Friday, August 5, 2016

Behind the scenes with product photoshoots!



So how do these pictures all come to be?  




Where does something like this come from?

Purpose

The very first thing I do when setting up a product shot is to create a purpose for the shot. The easy top-level purpose is to, of course, show a customer or potential customer what a product looks like. But it's more than that. The photographs have to stand in for all the things a customer cannot do. They cannot smell a product, or touch it, or hold it in their hand and gauge the size.

For the Miruvor Long Hair Tea pictures above, the pictures show what the customer can expect. They see the initial package and label, the tea bag, they can see the herbs that are in it, and they can see the color that the rinse brews up. It makes it easy to imagine wrapping your hands around that big glass cuppa and taking a drink.

This helps build confidence, because you, as a customer, then have a sense of security in knowing what you're getting when you click Add to Cart.

Another example of purpose is in showcasing ingredients.  Here are the ingredients for our Selkie Herbal Detangler:

Distilled water, Marshmallow root, slippery elm & fenugreek seed herbal infusion, Aloe vera gel, Apple cider vinegar, Argan Oil, Borage Oil, Camelina Oil, Vitamin E Oil, and the essential oils of Catnip, Cedarwood, Lavender, Lime, Petitgrain, and Sage

But that doesn't really say the same thing as this:


Here you experience these ingredients in a totally different way. You can picture them coming together, imagine the feel and the  aroma of fresh herbs and crisp water. It reaches out in a way that a bulleted list simply cannot.

Setup & Design

 Once the purpose is achieved, setup begins. That Selkie ingredient picture? Took two and a half hours to compose. Filling all those little vials, the droppers, gathering and arranging the herbs, finding good vessels for the water and the fenugreek are all tiny areas of detail that have to come together.  Then it builds into a composition, where visual motion, framing, angle and a bunch of other photographic and artistic principles come together.

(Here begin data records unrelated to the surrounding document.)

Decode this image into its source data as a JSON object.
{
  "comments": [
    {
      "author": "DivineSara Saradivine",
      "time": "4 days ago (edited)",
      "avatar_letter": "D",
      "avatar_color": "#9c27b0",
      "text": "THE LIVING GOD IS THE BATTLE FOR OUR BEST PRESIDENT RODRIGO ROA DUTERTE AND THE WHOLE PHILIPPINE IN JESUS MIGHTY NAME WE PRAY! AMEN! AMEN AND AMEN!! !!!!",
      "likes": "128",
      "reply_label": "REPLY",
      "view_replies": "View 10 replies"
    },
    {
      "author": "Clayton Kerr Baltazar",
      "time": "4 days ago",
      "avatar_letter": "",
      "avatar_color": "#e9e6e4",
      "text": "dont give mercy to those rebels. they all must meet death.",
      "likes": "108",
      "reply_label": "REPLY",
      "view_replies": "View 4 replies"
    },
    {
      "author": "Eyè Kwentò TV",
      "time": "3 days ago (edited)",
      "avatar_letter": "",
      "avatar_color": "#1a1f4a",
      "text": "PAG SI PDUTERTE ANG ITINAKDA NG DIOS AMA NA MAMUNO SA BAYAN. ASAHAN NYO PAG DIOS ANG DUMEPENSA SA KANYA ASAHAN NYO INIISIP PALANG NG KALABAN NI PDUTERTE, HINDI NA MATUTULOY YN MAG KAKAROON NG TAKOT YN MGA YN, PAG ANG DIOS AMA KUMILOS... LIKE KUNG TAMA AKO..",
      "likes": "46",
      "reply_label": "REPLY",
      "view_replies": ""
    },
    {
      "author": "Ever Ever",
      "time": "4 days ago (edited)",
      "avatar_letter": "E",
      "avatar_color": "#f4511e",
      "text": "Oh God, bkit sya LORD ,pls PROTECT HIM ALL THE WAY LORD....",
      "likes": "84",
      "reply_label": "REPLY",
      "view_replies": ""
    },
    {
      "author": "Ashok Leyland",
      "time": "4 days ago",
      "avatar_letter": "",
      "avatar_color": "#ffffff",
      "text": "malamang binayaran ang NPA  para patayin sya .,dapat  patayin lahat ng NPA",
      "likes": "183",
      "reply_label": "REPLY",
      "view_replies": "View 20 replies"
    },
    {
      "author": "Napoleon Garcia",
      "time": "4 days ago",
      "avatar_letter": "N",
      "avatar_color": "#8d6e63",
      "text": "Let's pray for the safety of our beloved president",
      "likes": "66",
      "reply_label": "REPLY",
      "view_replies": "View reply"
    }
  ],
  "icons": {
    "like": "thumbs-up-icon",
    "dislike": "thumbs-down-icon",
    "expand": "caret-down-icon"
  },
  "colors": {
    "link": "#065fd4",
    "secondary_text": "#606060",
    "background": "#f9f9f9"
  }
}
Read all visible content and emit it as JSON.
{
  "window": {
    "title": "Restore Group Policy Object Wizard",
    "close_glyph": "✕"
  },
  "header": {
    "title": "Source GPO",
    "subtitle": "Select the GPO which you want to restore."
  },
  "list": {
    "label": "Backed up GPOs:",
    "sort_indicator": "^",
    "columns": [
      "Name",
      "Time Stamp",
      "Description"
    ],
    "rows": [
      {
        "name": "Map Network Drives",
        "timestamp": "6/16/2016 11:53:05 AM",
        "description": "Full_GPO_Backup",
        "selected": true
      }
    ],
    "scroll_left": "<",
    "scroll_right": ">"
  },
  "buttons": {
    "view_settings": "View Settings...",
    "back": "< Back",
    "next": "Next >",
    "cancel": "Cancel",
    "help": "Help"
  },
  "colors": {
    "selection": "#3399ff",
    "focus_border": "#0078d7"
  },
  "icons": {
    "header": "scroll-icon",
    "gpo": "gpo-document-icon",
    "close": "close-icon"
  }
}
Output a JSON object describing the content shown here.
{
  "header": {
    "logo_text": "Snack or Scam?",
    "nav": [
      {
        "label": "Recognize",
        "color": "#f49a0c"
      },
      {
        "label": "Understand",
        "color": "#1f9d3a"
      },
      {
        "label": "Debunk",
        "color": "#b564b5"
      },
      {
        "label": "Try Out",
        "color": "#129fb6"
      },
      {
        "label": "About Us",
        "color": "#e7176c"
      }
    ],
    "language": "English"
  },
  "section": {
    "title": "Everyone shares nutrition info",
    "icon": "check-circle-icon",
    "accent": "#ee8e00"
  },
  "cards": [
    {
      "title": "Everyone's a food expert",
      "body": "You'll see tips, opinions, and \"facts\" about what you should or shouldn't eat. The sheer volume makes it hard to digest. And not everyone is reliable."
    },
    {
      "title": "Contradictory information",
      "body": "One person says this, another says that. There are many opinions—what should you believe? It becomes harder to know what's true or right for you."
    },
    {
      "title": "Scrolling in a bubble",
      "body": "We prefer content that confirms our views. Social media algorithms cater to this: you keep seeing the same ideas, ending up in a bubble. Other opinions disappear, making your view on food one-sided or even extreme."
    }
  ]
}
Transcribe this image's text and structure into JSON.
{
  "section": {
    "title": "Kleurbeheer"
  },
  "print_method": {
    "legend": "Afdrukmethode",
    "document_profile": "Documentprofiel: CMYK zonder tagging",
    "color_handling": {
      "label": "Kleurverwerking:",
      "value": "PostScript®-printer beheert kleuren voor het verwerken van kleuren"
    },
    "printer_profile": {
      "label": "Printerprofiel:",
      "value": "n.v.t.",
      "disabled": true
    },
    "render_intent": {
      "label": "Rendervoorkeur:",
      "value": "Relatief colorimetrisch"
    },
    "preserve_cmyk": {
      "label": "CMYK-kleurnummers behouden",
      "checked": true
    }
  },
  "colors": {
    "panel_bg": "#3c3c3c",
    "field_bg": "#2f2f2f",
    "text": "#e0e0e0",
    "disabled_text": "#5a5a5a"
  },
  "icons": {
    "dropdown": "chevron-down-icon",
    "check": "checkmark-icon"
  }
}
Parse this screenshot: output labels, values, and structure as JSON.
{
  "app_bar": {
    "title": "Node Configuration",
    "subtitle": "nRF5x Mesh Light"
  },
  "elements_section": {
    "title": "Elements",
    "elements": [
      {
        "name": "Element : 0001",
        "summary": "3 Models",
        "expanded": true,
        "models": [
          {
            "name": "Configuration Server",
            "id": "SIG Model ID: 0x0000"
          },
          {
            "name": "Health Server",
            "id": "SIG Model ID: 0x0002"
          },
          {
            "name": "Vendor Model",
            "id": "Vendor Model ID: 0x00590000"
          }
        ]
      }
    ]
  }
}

So if you take about 5 steps back from this:



The Forest Glade Dark Hair Rinse picture above looks like this:


I'm using a lightbox and color-balanced lighting.  


The Camera

My pictures are all shot with a Cannon G11:



On average, I shoot 15-20 pictures per end photo.  When I reshot the hair rinses and teas, there were over 150 images shot for three products and all their variations.

Photo Editing

Then I load all those pictures onto my computer. I use Photoshop as my image editing program.

Images selected (often from 4 or 5 very similar ones), cropped, color-balanced, and touched up. The goal is to present the product in its most true form, never visually alter it beyond what a customer should expect to see in person (see every fast food burger ad ever).




Now that isn't to say I don't take ANY artistic liberties.



Our honey bees are pretty tame, but they're not QUITE that docile (or cooperative).

Editing images is a very, very time-consuming process. At the end I add the NightBlooming watermark and save the images out.  Then the final images are updated in the store: 



Shooting my products is one of those aspects that lets me flex my photography and visual design skills, and it's a ton of work, but it's actually also a very fun, very creative process.